Nonetheless, the challenge, once you’ve got the hang of everything you need to say, and say again, is that a simple instruction can expand into a complete manual. This can be counterproductive because the important instructions lose emphasis in a very long prompt and analysing the lengthy input burns more of your monthly quota. Fortunately the foundation model providers (Open AI, Anthropic, Google, etc) are competing to productionize and streamline effective use of their amazingly powerful models. Last week Anthropic announced Claude Skills which allow enterprises or individual users to provide folders full of task instructions, branding guidelines, and even snippets of code to get repetitive work done more efficiently and predictably.
<SlightlyTechnical>
This Anthropic engineering blog explains the rationale for skills and their capabilities.

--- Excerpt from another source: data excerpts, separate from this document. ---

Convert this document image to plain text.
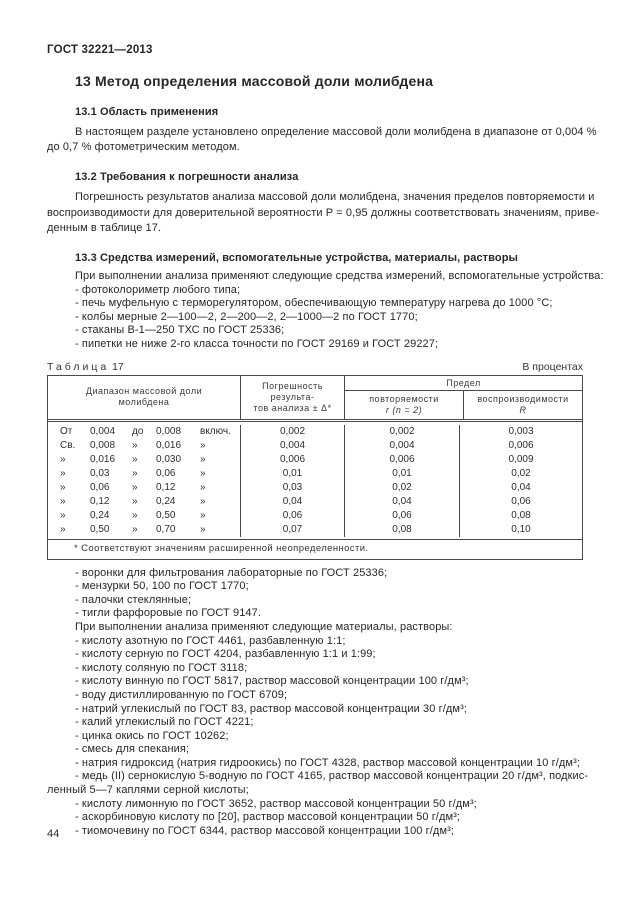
ГОСТ 32221—2013
13 Метод определения массовой доли молибдена
13.1 Область применения
В настоящем разделе установлено определение массовой доли молибдена в диапазоне от 0,004 %
до 0,7 % фотометрическим методом.
13.2 Требования к погрешности анализа
Погрешность результатов анализа массовой доли молибдена, значения пределов повторяемости и
воспроизводимости для доверительной вероятности P = 0,95 должны соответствовать значениям, приве-
денным в таблице 17.
13.3 Средства измерений, вспомогательные устройства, материалы, растворы
При выполнении анализа применяют следующие средства измерений, вспомогательные устройства:
- фотоколориметр любого типа;
- печь муфельную с терморегулятором, обеспечивающую температуру нагрева до 1000 °С;
- колбы мерные 2—100—2, 2—200—2, 2—1000—2 по ГОСТ 1770;
- стаканы В-1—250 ТХС по ГОСТ 25336;
- пипетки не ниже 2-го класса точности по ГОСТ 29169 и ГОСТ 29227;
Таблица 17	В процентах
Диапазон массовой доли
молибдена
Погрешность результа-
тов анализа ± Δ*
Предел
повторяемости
r (n = 2)
воспроизводимости
R
От	0,004	до	0,008	включ.	0,002	0,002	0,003
Св.	0,008	»	0,016	»	0,004	0,004	0,006
»	0,016	»	0,030	»	0,006	0,006	0,009
»	0,03	»	0,06	»	0,01	0,01	0,02
»	0,06	»	0,12	»	0,03	0,02	0,04
»	0,12	»	0,24	»	0,04	0,04	0,06
»	0,24	»	0,50	»	0,06	0,06	0,08
»	0,50	»	0,70	»	0,07	0,08	0,10
* Соответствуют значениям расширенной неопределенности.
- воронки для фильтрования лабораторные по ГОСТ 25336;
- мензурки 50, 100 по ГОСТ 1770;
- палочки стеклянные;
- тигли фарфоровые по ГОСТ 9147.
При выполнении анализа применяют следующие материалы, растворы:
- кислоту азотную по ГОСТ 4461, разбавленную 1:1;
- кислоту серную по ГОСТ 4204, разбавленную 1:1 и 1:99;
- кислоту соляную по ГОСТ 3118;
- кислоту винную по ГОСТ 5817, раствор массовой концентрации 100 г/дм³;
- воду дистиллированную по ГОСТ 6709;
- натрий углекислый по ГОСТ 83, раствор массовой концентрации 30 г/дм³;
- калий углекислый по ГОСТ 4221;
- цинка окись по ГОСТ 10262;
- смесь для спекания;
- натрия гидроксид (натрия гидроокись) по ГОСТ 4328, раствор массовой концентрации 10 г/дм³;
- медь (II) сернокислую 5-водную по ГОСТ 4165, раствор массовой концентрации 20 г/дм³, подкис-
ленный 5—7 каплями серной кислоты;
- кислоту лимонную по ГОСТ 3652, раствор массовой концентрации 50 г/дм³;
- аскорбиновую кислоту по [20], раствор массовой концентрации 50 г/дм³;
- тиомочевину по ГОСТ 6344, раствор массовой концентрации 100 г/дм³;
44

“Progressive disclosure is the core design principle that makes Agent Skills flexible and scalable. Like a well-organized manual that starts with a table of contents, then specific chapters, and finally a detailed appendix, skills let Claude load information only as needed:
Agents with a filesystem and code execution tools don’t need to read the entirety of a skill into their context window when working on a particular task. This means that the amount of context that can be bundled into a skill is effectively unbounded.”
</SlightlyTechnical>
Anthropic’s higher level introduction to skills says ‘Building a skill for an agent is like putting together an onboarding guide for a new hire’. But the difference is that every time Claude encounters a task it identifies the appropriate skill and re-reads it, so hopefully less chance of people dying due to forgotten dust under the sofa.